Вы не под судом… Мы только немного побеседуем… Как это по-английски. Разумеется, я была под судом — и мы обе это знали.

— Понимаю, — произнесла я вслух.

— Прекрасно. — Она откусила кусочек бисквитного печенья, помолчала, чтобы не говорить с полным ртом, потом спросила: «Маркс и Спенсер?»

— Угадали, — ответила я.

— Я сразу так и подумала. Очень вкусно. Итак… из вашего дела я узнала, что вы переехали в Лондон меньше года назад. Поэтому, как мне кажется, мой вопрос вполне оправдан: как вам нравится жизнь здесь, в Лондоне?

Когда вечером, разговаривая с Сэнди, я упомянула об этом вопросе, она спросила:

— Ты, должно быть, меня разыгрываешь? Она действительно тебя об этом спросила?

— А еще говорят, что это у американцев слабовато с иронией.

— Ну, надеюсь, ты дала ей достойный ироничный ответ?

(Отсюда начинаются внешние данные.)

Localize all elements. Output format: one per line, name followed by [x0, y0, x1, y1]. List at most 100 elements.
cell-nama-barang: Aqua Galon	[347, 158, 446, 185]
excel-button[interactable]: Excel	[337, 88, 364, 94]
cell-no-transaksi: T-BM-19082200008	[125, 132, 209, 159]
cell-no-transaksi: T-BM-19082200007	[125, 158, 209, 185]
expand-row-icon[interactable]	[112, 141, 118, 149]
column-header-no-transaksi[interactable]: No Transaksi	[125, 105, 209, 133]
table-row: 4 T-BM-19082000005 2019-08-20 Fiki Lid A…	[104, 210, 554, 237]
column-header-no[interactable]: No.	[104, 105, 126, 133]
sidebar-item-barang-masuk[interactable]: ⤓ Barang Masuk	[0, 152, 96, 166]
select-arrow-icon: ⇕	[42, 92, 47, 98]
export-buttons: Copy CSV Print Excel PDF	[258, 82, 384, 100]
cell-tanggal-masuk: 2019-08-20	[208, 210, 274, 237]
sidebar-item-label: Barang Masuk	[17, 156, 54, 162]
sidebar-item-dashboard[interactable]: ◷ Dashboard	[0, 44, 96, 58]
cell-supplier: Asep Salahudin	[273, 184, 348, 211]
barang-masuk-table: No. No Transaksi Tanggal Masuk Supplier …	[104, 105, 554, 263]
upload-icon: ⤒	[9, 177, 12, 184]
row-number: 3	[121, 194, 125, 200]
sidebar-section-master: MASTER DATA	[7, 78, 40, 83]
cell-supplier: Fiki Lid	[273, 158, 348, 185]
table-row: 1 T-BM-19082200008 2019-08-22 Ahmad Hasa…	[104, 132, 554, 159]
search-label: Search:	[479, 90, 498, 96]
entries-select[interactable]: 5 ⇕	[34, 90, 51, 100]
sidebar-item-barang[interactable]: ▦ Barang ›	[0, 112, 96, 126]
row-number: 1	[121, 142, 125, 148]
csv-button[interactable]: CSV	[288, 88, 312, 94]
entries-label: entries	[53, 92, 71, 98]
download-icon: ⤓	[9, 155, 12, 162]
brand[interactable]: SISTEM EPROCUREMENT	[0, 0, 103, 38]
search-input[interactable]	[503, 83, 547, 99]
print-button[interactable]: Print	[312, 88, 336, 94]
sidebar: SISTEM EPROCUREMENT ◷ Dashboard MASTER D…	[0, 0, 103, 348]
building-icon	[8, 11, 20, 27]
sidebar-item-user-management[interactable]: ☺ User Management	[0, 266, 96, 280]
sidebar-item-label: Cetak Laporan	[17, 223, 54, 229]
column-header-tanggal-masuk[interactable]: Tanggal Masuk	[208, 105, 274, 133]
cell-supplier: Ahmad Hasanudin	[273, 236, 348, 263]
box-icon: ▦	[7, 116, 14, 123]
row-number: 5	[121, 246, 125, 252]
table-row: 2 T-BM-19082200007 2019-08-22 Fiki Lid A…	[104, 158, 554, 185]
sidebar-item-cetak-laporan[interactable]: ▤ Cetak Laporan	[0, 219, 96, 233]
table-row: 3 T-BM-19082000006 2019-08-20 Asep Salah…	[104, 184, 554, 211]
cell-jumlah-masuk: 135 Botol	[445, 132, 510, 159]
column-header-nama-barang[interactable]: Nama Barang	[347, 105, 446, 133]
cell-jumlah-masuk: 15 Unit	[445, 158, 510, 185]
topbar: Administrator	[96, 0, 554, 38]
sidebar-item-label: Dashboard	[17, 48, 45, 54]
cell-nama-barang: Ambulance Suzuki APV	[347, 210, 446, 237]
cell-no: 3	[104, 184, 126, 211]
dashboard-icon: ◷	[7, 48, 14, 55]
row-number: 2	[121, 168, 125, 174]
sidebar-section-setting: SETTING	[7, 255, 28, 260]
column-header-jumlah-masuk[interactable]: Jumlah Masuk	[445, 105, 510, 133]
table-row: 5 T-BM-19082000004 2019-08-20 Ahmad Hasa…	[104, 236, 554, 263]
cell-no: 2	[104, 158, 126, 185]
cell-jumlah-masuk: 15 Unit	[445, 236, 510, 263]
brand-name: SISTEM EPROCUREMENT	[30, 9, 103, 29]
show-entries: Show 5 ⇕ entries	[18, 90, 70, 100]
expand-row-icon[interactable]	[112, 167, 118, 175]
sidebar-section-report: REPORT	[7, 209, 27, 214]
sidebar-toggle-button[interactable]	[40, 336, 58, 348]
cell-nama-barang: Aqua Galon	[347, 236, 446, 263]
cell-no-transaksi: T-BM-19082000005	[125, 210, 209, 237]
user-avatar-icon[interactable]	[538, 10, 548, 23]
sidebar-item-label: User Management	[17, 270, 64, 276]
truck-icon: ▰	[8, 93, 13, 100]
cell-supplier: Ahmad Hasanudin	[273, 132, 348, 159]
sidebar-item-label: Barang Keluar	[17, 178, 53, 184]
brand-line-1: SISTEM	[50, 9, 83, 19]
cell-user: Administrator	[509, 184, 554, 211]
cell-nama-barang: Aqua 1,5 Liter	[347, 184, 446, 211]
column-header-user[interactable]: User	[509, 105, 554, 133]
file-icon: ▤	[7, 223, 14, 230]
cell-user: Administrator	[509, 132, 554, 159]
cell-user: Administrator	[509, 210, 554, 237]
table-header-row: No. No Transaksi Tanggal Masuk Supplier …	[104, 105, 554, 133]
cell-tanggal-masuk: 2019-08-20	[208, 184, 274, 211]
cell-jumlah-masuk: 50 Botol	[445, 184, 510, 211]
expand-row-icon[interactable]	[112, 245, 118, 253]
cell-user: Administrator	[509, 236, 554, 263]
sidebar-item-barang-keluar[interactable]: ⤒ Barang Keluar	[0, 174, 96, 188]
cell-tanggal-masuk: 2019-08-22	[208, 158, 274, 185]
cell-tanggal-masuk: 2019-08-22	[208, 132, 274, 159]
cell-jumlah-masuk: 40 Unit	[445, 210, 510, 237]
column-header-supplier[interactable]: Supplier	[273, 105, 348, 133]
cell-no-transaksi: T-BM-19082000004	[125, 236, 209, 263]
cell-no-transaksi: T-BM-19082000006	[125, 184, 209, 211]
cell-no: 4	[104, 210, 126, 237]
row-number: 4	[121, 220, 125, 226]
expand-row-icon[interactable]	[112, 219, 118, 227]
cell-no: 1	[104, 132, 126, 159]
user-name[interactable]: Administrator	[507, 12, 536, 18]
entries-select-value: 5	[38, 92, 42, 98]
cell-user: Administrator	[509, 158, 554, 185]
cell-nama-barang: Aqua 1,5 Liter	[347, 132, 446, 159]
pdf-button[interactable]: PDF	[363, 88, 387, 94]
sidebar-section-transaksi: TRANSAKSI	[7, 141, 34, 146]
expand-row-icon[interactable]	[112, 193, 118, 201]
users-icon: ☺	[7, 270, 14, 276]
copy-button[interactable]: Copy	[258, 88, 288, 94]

— Да нет, вряд ли. Я была вежлива и в меру правдива — сказала, что, в силу обстоятельств, мне было совсем не просто адаптироваться, что к тому же несколько месяцев я болела и вследствие этого мне несколько сложно судить о городе и об обществе, активным членом которого я пока не стала. Она спросила, намерена ли я в будущем стать «активным членом общества» в Англии. Я уверенно сказала: «Да, конечно» — и напомнила ей, что до приезда в Англию была журналистом и здесь тоже работала, пока у меня не подскочило давление и меня не вышибли с работы.

«Я надеюсь найти здесь работу, — продолжила я. — В Лондоне для журналиста работа наверняка найдется».

«Значит, в случае, если вы добьетесь разрешения проживать с сыном или если суд решит, что сын должен проживать у обоих родителей поочередно, — спросила она, — вы планируете растить мальчика в Англии?»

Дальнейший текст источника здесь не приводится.